Last updated: 15 May 2020
On this page:
- COVID-19 and the minimum wage
- People who work must be paid at least the minimum wage
- If a business can’t process the increase, it should be backdated
- The Government's wage subsidy is there to support workers
The adult minimum wage rate increased by $1.20 from $17.70 to $18.90 per hour on 1 April 2020.
The starting-out and training minimum wage rates increased by 96 cents from $14.16 to $15.12 per hour, and remain at 80% of the adult rate.
The minimum wage increase occurred while New Zealand was at COVID-19 Alert Level 4.
This guidance is for employers and employees to understand their rights and responsibilities regarding the minimum wage. We understand some businesses may have had challenges updating their payroll systems due to COVID-19. If employers were unable to process the change immediately, they had to update it as quickly as they could, and then backpay the amount the employee should have been paid from 1 April onwards.
During all Alert Levels, businesses are legally required to pay workers for work and must continue to meet all contractual obligations. This means employees – regardless of whether they are working from home or their usual workplace – must be paid the new minimum wage, or more if their contracted rate is higher, for each and every hour worked.
Any changes in contracted rate or working hours must first be discussed and agreed with the employee and/or their union. For more information see Hours of work.
The contracted rate cannot be changed to a rate lower than the minimum wage.
If a business couldn’t process the increase for 1 April, they had to process it as soon as possible after, and backpay the amouts empoyees were underpaid
If employers were unable to process the required pay rate on time, they need to backdate payments for any hours worked (or if the workers were otherwise required to be paid) up to the minimum wage rate from 1 April 2020.
Many businesses will be accessing the Government’s COVID-19 Wage Subsidy Scheme, which supports employers to maintain employment arrangements and income for affected employees.
The Government requires businesses to retain the workers they receive the subsidy for, and make best endeavours to pay at least 80% of their pre-COVID-19 income. While many businesses will not be able to pay that much, with no income coming in, this does not automatically change the employment agreement so employers and employees need to have good faith discussions about hours and leave arrangements, including changes to patterns of work and agree to any changes to hours or pay. For more information see Hours of work.
At a minimum, businesses must pass on the full subsidy to their employees, or, if their normal pay is less, the normal amount. Some workers will receive less pay than they previously did, if they have agreed this with their employer, given the employer is in financial distress. However, minimum wage requirements continue to apply to any work performed or leave used. If the employee is not working then the minimum wage does not apply.

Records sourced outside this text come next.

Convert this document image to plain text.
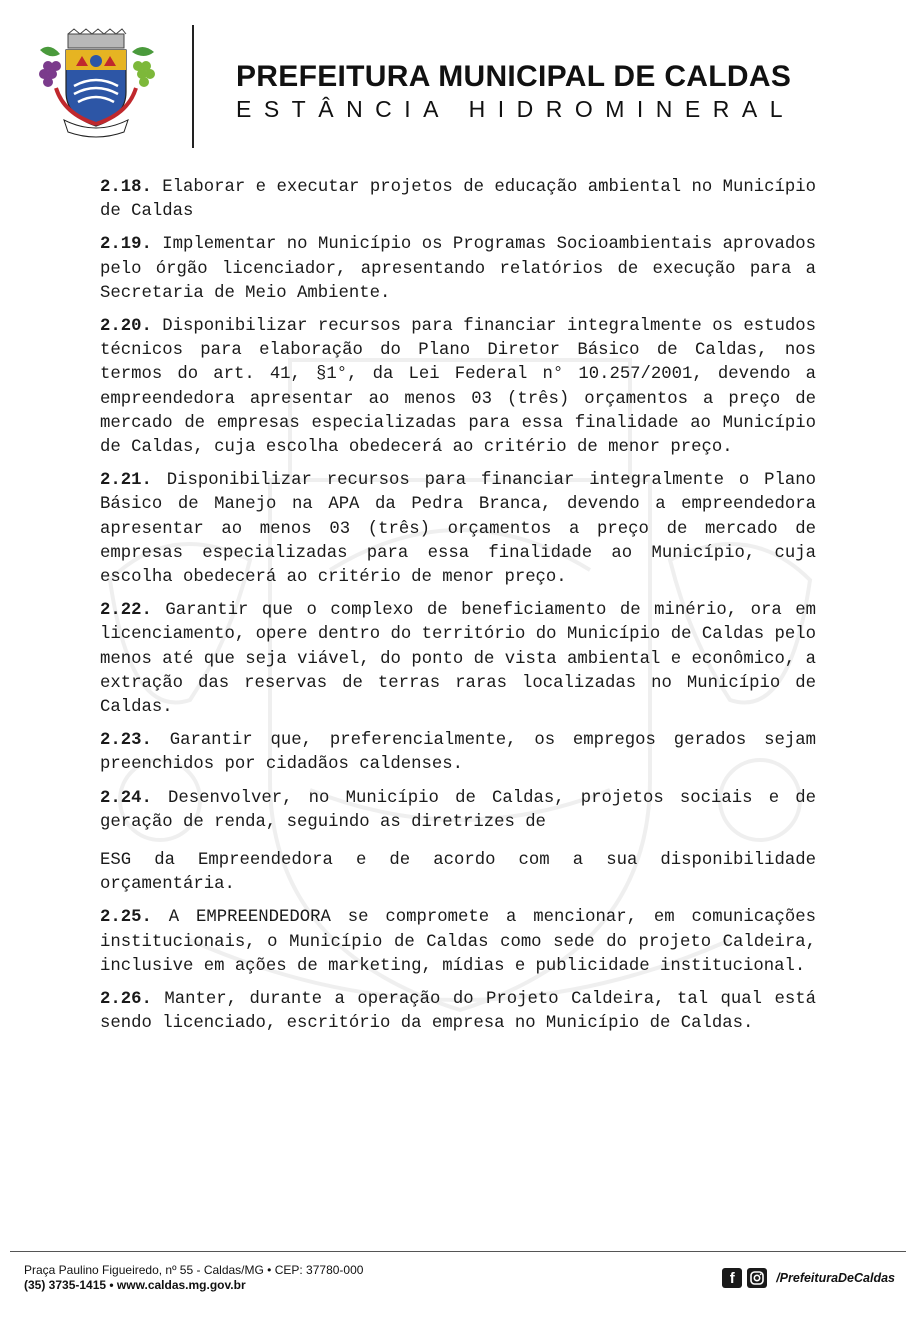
PREFEITURA MUNICIPAL DE CALDAS
ESTÂNCIA HIDROMINERAL

2.18. Elaborar e executar projetos de educação ambiental no Município de Caldas

2.19. Implementar no Município os Programas Socioambientais aprovados pelo órgão licenciador, apresentando relatórios de execução para a Secretaria de Meio Ambiente.

2.20. Disponibilizar recursos para financiar integralmente os estudos técnicos para elaboração do Plano Diretor Básico de Caldas, nos termos do art. 41, §1°, da Lei Federal n° 10.257/2001, devendo a empreendedora apresentar ao menos 03 (três) orçamentos a preço de mercado de empresas especializadas para essa finalidade ao Município de Caldas, cuja escolha obedecerá ao critério de menor preço.

2.21. Disponibilizar recursos para financiar integralmente o Plano Básico de Manejo na APA da Pedra Branca, devendo a empreendedora apresentar ao menos 03 (três) orçamentos a preço de mercado de empresas especializadas para essa finalidade ao Município, cuja escolha obedecerá ao critério de menor preço.

2.22. Garantir que o complexo de beneficiamento de minério, ora em licenciamento, opere dentro do território do Município de Caldas pelo menos até que seja viável, do ponto de vista ambiental e econômico, a extração das reservas de terras raras localizadas no Município de Caldas.

2.23. Garantir que, preferencialmente, os empregos gerados sejam preenchidos por cidadãos caldenses.

2.24. Desenvolver, no Município de Caldas, projetos sociais e de geração de renda, seguindo as diretrizes de

ESG da Empreendedora e de acordo com a sua disponibilidade orçamentária.

2.25. A EMPREENDEDORA se compromete a mencionar, em comunicações institucionais, o Município de Caldas como sede do projeto Caldeira, inclusive em ações de marketing, mídias e publicidade institucional.

2.26. Manter, durante a operação do Projeto Caldeira, tal qual está sendo licenciado, escritório da empresa no Município de Caldas.

Praça Paulino Figueiredo, nº 55 - Caldas/MG • CEP: 37780-000
(35) 3735-1415 • www.caldas.mg.gov.br	f	/PrefeituraDeCaldas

Example: Elena is a labourer on the minimum wage, and normally works 45 hours a week. She was unable to work from home during the lockdown, and had agreed with her employer to only receive 80% of her normal wage during the lockdown period. This was recorded in a variation to her employment agreement. Her employer was not earning any revenue. She expected her weekly wage to increase from $796.50 to $850.50 from 1 April 2020.
Her company was able to pay her $637.20 per week (80% of her wage before 1 April 2020) – and this didn’t change when the minimum wage increased on April 1 2020. Elena had agreed with her employer that for the duration of the lockdown this was acceptable given the financial distress the employer was in. Elena will earn the increased minimum wage for 45 hours a week if she begins working again.
Example: Robert is an administrative assistant on the minimum wage and normally works 40 hours per week. Due to a decrease in work, he has agreed with his employer to work 10 hours a week from home while the restrictions are in place. He is paid the full value of the subsidy ($585.80) as his normal wage is greater than the full subsidy rate and his employer is not in a position to pay more.
The increase in the minimum wage on 1 April 2020 does not impact the amount paid to Robert, provided the amount he receives is higher than he would receive if he was being paid the new minimum wage for the hours worked (in Robert’s case, that is 10 hours x $18.90 = $189.00 per week).
Example: Andres is a retail worker on the minimum wage and normally works 30 hours a week. He cannot work from home during Alert Levels 2 to 4 and has agreed with his employer to only receive the amount of the wage subsidy during this period. With the increase to the minimum wage the parties have agreed that Andres's weekly rate will reflect the statutory rise even though he is not working. In light of this agreement, Andres expected his weekly wage to increase from $531.00 to $567.00 from 1 April 2020.
His employer receives the full value of the subsidy ($585.80), and pays Andres $567. His employer does not need to return the surplus $18.80 each week, as long as the money is used to support wage payments elsewhere in the company.